Several high-profile GAA players have taken to Twitter to voice their displeasure at the impasse.
Meath forward Joe Sheridan (pictured) tweeted; ‘It's about the principle and to show appreciation for the work put in and the millions generated for the economy.'
Wexford goalkeeper Anthony Masterson joined the debate on Twitter and added his opinion, ‘Don't know what's more shocking, di matteo getting sacked or the government cutting the intercounty players grants AGAIN.'
McCarron, like many other GAA stars, is currently unemployed.
He says that for young men in his situation, the grant is vital, but seems resigned to whatever outcome is found.
“It's money at the end of the day,” he commented.
“Of course it's important. I'm sure anybody is in the same boat, unemployed or otherwise. Any money is welcome. It's nice to get it and we will be disappointed if we don't get it.”
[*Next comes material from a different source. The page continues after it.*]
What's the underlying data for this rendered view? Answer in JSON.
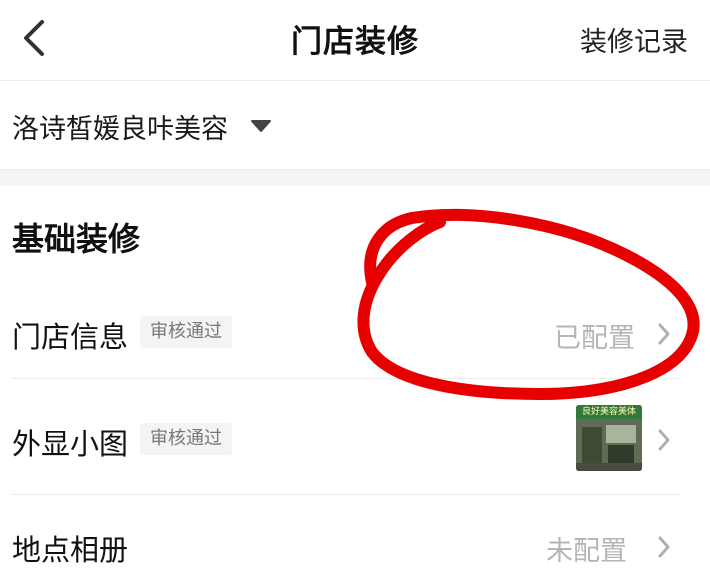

Speaking earlier in the week at an awards ceremony for volunteers in Irish sport, Minister Ring floated the ideas of grant cuts, warning, “Because of the economic situation we have, we don’t have the funding that we had before.
“But I am still prepared to do a deal with them (the GAA) on that basis. But we don’t have the same funding we had before.”
The Irish government’s expenses scheme began in 2008, and players who were involved right up to the All-Ireland final were able to draw down awards of up to a four-figure sums.
However, they have been the subject of many retrospective cuts since, with the initial annual budget going from €3.5m (approx £2.8m) in 2008, to just over €1m (approx £807,000) last year.
There is a distinct possibility that it may drop below €1m in 2013, but it could also be scrapped. Doing away with the scheme however, was not something that Ring said he wished to see happen.
“I’m anxious for it to continue,” he said.
“I’m also anxious that if we do a deal, we do it for three years. But it’s not simple now. It’s very serious economic times,” he added.
With the global recession having already decimated local clubs in terms of player emigration, the GPA have recently attempted to safeguard their members by requesting that county boards sign up to a player's charter by the end of January.
This arose following complications in paying player expenses through the National League, and GPA sources were unhappy with the lack of communication coming from some county boards.